今シーズン、全日本スーパーフォーミュラ選手権で活躍中の岩佐歩夢(TEAM MUGEN)。レッドブルの育成ドライバーとして4月のF1日本グランプリではビザ・キャッシュアップRBフォーミュラ1チーム(RB)からFP1に参加するなど、F1のプログラムと並行しながらシーズンを戦っている。
そんな岩佐だが、第3戦SUGOが終わった後に、自身の公式Xでイギリスに向かう投稿や、レッドブルのファクトリー外観を撮影した投稿がされ、一部ファンの間では「これは何か匂わせなのか?」というような憶測も飛び交っていた。
カメラ沼へ一直線/Jujuの“気遣い”/ドキドキのペペロンチーノetc.【SF富士テストメディアデー・ダイジェスト】
富士で行われたスーパーフォーミュラ公式テストで確認してみると、彼にとって「今年のF1における役割」であるシミュレーターサポートの仕事だったという。
「いわゆる『フライデーサポート』と言われているのですけど、現地のサポートをシミュレーターで行うというもので、基本的に金曜日にやることが多いです」と岩佐。
F1では金曜日にFP1とFP2とセッションが行われ、各車がサーキットを走ってセットアップを進めていくが、その裏ではファクトリー側でもシミュレーター担当のドライバーとデータ解析チームが待機しており、現場から上がってきたリクエストに応じてシミュレーターテストを敢行。そのフィードバックを現場に返して、次のセッションでのセットアップ案などに取り入れられていくのだ。
「リアルタイムで(現場でやっていることを)シミュレーターに反映させて何かを試すのではなくて、基本的には先のセッションで投入するテストアイテムを裏でやっているという感じです」と岩佐。シミュレーターで走り出すタイミングも、現場とやり取りしながらケース・バイ・ケースで対応することになるという。

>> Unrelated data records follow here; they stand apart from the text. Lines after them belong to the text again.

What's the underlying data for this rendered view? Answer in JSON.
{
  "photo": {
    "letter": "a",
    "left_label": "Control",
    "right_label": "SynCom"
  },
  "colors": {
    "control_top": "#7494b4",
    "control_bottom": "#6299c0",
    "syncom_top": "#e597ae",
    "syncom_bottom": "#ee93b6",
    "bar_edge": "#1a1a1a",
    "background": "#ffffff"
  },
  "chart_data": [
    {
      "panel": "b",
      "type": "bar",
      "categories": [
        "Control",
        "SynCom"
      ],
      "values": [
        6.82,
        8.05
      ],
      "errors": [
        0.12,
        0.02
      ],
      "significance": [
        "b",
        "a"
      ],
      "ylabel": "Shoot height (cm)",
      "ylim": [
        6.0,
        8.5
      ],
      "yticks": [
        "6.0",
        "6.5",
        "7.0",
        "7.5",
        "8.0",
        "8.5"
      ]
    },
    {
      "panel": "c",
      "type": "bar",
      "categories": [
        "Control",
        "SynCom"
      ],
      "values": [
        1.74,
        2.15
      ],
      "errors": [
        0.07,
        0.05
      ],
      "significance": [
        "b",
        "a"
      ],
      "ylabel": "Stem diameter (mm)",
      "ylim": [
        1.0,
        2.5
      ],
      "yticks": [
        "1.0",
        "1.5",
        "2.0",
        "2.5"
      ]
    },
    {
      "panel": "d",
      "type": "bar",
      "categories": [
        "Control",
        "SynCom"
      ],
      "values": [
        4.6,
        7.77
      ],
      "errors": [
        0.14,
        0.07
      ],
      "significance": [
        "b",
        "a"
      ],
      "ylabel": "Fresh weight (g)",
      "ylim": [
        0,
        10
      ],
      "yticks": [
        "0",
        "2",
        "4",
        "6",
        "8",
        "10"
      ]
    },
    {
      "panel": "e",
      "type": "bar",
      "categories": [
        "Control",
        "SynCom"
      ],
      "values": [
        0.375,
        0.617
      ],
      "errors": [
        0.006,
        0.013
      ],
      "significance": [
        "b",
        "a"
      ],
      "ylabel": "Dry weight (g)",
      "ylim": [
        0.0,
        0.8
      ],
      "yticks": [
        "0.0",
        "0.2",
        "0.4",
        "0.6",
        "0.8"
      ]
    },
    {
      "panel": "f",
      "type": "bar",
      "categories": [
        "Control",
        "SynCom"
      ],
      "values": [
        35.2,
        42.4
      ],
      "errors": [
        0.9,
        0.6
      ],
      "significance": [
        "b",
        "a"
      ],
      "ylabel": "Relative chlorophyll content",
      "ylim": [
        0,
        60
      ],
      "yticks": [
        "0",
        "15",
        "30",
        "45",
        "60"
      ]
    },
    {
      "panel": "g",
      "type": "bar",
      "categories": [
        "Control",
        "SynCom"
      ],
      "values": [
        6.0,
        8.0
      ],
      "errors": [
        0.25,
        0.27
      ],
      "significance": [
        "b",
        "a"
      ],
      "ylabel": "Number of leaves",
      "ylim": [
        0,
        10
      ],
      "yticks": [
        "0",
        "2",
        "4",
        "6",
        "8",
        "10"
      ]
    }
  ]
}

「FP1の前から走り出す時もあれば、FP1が終わった後から動く時もありますし、セッション中に走り始めることもあって、そこは時と場合によりますね」
「その時のランプランによりますけど、基本的にはセッションの前後がメインになりますが、必要であればセッション中に走ることもあって、現場から『次のセッションでこれをテストしたい』ということで上がってきたものをシミュレーター側でテストするという形です。リアルタイムで(マシンの)変更に対してのサポートというわけではないです」
1日にシミュレーターで走る周回数も「時と場合による」そうだが、多い時はかなりの数のセットアップなどを試しているとのこと。
「ラップ数もそうですし、ラン数も多いです。セットアップとかでトライすることが多いので、あまりロングをやることはないですけど……周回数は結構走りますね」と岩佐は語る。
「そこで行ったテストに対してフィードバックをして、データと照らし合わせて良くなっているか悪くなっているか、使えるか使えないかを判断して実車に導入するか否かを判断しています」ということで、昨年のリアム・ローソンもそうだったが、岩佐が今年担っているシミュレーターサポートが重要な役割であるのは確かなようだ。
基本的にスーパーフォーミュラのレースやテストなどと日程が重なっていない時は、ヨーロッパに戻ってシミュレーターを担当するとのこと。「今年は、それがF1でのメイン担当になっています」と岩佐。
こうした経験はスーパーフォーミュラにも少なからず活きているようで、「もちろん、新たに学ぶことは多いですし、シミュレーター担当というところでのレッドブルやVCARB(RB)に対しての評価にもつながっていると思うので、シミュレーターはSFと同じように全力でやっていきたいなと思います」と、シミュレーターワークにも一層気合いが入っている様子だった。